Database architecture

Astro Private Cloud (APC) uses PostgreSQL as the primary database system for both platform management (Houston) and Apache Airflow deployments. The following sections describe the database architecture, provisioning, connection pooling, and high availability configuration.

Database components

Houston database

The Houston API uses a PostgreSQL database to store platform configuration and state.

Key tables:

  • User - System users with authentication credentials
  • Workspace - Organizational units for grouping deployments
  • Deployment - Airflow deployment configurations
  • Cluster - Data plane cluster properties including cloud provider, region, and configuration
  • RoleBinding - User and service account role assignments
  • ServiceAccount - API keys for programmatic access
  • DeployRevision - Deployment version history
  • TaskUsage - Task execution metrics

Airflow metadata database

Each Airflow Deployment gets its own isolated PostgreSQL database containing two schemas:

SchemaPurpose
airflowAirflow scheduler and webserver metadata
celeryCelery task results backend

The database name is derived from the Deployment release name:

deployment-name → deployment_name_airflow

Each schema has a separate database user with permissions scoped to that schema. Commander provisions the database and both schemas automatically when you create a Deployment. For more information about what Airflow stores in the metadata database, see Understanding the Airflow metadata database.

Database provisioning

Automatic provisioning

By default, Commander automatically provisions databases for new Deployments. No additional configuration is required.

External database

To use pre-existing or managed databases, set skipAirflowDatabaseProvisioning to true in the upsertDeployment mutation:

1mutation {
2 upsertDeployment(
3 workspaceId: "<workspace-id>"
4 label: "<my-deployment-label>"
5 skipAirflowDatabaseProvisioning: true
6 ) {
7 id
8 }
9}

When using external databases, provide the connection string in your Deployment configuration. For complete setup steps with connection string examples, see Bring your own Airflow database. For supported PostgreSQL versions, see the Apache Airflow database backend documentation.

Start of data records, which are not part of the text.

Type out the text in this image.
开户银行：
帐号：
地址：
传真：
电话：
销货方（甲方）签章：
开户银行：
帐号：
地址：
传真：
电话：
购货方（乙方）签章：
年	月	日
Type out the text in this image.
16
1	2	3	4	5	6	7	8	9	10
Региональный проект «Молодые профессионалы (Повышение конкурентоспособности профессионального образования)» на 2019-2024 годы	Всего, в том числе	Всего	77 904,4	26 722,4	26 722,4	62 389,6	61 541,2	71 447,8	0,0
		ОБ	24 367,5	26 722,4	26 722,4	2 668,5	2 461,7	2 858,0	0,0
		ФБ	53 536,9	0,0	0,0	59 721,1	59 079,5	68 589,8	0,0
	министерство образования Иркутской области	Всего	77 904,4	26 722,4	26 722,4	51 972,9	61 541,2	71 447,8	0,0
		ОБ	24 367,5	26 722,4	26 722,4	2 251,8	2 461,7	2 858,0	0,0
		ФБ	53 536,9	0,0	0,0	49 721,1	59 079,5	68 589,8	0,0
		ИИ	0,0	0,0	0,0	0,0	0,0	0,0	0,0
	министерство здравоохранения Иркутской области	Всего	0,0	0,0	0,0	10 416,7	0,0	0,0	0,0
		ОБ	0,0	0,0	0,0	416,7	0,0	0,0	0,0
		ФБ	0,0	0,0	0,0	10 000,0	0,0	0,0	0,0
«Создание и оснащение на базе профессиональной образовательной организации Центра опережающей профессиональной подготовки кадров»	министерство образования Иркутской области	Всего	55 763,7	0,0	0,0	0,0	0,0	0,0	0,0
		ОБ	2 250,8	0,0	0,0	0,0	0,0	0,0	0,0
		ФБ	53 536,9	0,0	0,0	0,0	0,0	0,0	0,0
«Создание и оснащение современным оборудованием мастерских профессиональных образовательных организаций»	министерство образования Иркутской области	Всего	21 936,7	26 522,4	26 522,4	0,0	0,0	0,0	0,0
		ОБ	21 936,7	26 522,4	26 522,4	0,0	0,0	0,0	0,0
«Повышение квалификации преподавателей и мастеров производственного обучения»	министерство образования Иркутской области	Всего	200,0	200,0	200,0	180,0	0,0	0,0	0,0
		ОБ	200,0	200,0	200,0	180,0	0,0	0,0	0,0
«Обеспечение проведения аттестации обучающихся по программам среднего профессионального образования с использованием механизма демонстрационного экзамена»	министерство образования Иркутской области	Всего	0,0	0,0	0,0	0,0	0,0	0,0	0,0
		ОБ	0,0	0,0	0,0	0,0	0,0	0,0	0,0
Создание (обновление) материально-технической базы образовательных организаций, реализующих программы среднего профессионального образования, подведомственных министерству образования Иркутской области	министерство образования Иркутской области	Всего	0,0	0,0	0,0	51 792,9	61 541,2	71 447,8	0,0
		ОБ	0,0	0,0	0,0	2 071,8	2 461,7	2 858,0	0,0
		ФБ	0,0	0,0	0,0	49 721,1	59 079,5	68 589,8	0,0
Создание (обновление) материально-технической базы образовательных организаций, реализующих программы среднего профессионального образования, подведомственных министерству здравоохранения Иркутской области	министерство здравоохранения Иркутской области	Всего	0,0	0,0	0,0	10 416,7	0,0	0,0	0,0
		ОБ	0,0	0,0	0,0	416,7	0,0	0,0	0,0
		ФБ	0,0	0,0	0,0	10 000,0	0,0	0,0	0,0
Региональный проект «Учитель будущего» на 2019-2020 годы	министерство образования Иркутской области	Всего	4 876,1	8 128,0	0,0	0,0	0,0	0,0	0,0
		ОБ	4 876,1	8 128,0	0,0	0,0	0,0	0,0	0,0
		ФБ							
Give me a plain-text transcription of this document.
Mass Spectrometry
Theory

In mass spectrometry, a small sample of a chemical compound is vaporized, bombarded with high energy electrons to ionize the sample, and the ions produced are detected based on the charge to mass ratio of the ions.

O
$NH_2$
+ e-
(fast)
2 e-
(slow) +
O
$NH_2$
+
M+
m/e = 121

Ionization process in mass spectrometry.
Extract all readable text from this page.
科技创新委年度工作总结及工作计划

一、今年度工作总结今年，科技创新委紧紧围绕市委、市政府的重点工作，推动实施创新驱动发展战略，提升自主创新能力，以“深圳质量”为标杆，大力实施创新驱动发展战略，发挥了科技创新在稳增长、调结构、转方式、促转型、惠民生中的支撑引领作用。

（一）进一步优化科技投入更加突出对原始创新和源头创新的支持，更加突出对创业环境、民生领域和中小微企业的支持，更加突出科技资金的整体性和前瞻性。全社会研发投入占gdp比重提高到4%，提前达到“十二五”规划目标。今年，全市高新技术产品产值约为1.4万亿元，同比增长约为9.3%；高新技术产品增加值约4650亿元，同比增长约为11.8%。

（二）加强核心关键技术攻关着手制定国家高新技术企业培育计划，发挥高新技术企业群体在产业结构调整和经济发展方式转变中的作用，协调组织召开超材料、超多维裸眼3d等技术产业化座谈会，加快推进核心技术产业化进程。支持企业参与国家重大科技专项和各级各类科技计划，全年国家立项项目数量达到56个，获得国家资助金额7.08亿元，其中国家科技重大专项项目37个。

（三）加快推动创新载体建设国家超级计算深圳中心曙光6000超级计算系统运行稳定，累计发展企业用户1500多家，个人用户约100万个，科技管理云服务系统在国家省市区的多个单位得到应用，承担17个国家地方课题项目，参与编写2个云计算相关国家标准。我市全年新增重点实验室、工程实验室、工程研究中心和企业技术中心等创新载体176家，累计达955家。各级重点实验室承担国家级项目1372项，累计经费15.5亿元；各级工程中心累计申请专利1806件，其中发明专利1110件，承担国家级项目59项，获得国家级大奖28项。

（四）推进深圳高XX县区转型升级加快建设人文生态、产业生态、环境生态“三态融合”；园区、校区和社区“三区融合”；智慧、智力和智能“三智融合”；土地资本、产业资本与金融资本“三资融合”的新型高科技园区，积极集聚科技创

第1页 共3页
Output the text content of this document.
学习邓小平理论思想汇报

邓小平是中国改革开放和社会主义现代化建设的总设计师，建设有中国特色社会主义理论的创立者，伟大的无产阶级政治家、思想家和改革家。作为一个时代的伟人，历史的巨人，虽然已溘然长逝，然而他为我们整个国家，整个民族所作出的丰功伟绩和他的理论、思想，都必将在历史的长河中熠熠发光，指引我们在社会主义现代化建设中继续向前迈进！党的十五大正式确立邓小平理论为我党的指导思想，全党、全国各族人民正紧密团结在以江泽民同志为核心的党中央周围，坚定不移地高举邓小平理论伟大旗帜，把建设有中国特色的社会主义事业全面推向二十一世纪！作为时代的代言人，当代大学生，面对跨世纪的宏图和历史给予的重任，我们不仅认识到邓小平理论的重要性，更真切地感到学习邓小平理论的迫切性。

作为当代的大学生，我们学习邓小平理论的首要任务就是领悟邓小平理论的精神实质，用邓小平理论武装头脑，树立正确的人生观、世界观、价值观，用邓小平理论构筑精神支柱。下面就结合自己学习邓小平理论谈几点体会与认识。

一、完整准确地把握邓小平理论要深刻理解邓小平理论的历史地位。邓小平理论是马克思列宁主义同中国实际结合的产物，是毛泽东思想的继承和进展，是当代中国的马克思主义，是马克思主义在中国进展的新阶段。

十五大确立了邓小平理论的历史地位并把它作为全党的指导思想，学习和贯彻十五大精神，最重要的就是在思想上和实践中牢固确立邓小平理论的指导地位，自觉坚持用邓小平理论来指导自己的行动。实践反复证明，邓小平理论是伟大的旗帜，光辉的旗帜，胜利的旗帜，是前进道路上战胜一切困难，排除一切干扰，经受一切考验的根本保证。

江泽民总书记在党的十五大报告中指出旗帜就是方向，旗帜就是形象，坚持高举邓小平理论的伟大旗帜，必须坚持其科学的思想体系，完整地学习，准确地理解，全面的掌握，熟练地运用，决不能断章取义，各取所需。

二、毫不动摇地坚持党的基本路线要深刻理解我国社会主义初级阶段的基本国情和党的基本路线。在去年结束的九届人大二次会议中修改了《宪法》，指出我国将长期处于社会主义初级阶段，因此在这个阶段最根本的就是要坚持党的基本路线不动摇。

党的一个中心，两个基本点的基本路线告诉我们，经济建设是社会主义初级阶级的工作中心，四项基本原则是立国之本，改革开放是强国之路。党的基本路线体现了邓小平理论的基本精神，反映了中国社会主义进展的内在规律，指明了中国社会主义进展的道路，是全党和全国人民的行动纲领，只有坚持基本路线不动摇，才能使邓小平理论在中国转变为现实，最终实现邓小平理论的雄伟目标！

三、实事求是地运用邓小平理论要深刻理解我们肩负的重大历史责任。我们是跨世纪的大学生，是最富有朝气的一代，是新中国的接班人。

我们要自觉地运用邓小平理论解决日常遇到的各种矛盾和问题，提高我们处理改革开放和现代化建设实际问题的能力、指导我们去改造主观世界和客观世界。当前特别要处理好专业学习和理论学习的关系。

Connection pooling (PgBouncer)

APC uses PgBouncer for connection pooling to reduce database connection overhead. Airflow can open many database connections due to its distributed nature, and each PostgreSQL connection creates a dedicated OS process. PgBouncer reduces this overhead by maintaining a pool of reusable server connections. For more detail on why PgBouncer is recommended, see the Apache Airflow Helm chart production guide.

PgBouncer is only used with the embedded PostgreSQL database. When you provide a metadataConnectionString URI through the upsertDeployment mutation, Airflow connects directly to the external database and bypasses PgBouncer. If you use an external database and need connection pooling, configure it through your managed database service or deploy a separate PgBouncer instance.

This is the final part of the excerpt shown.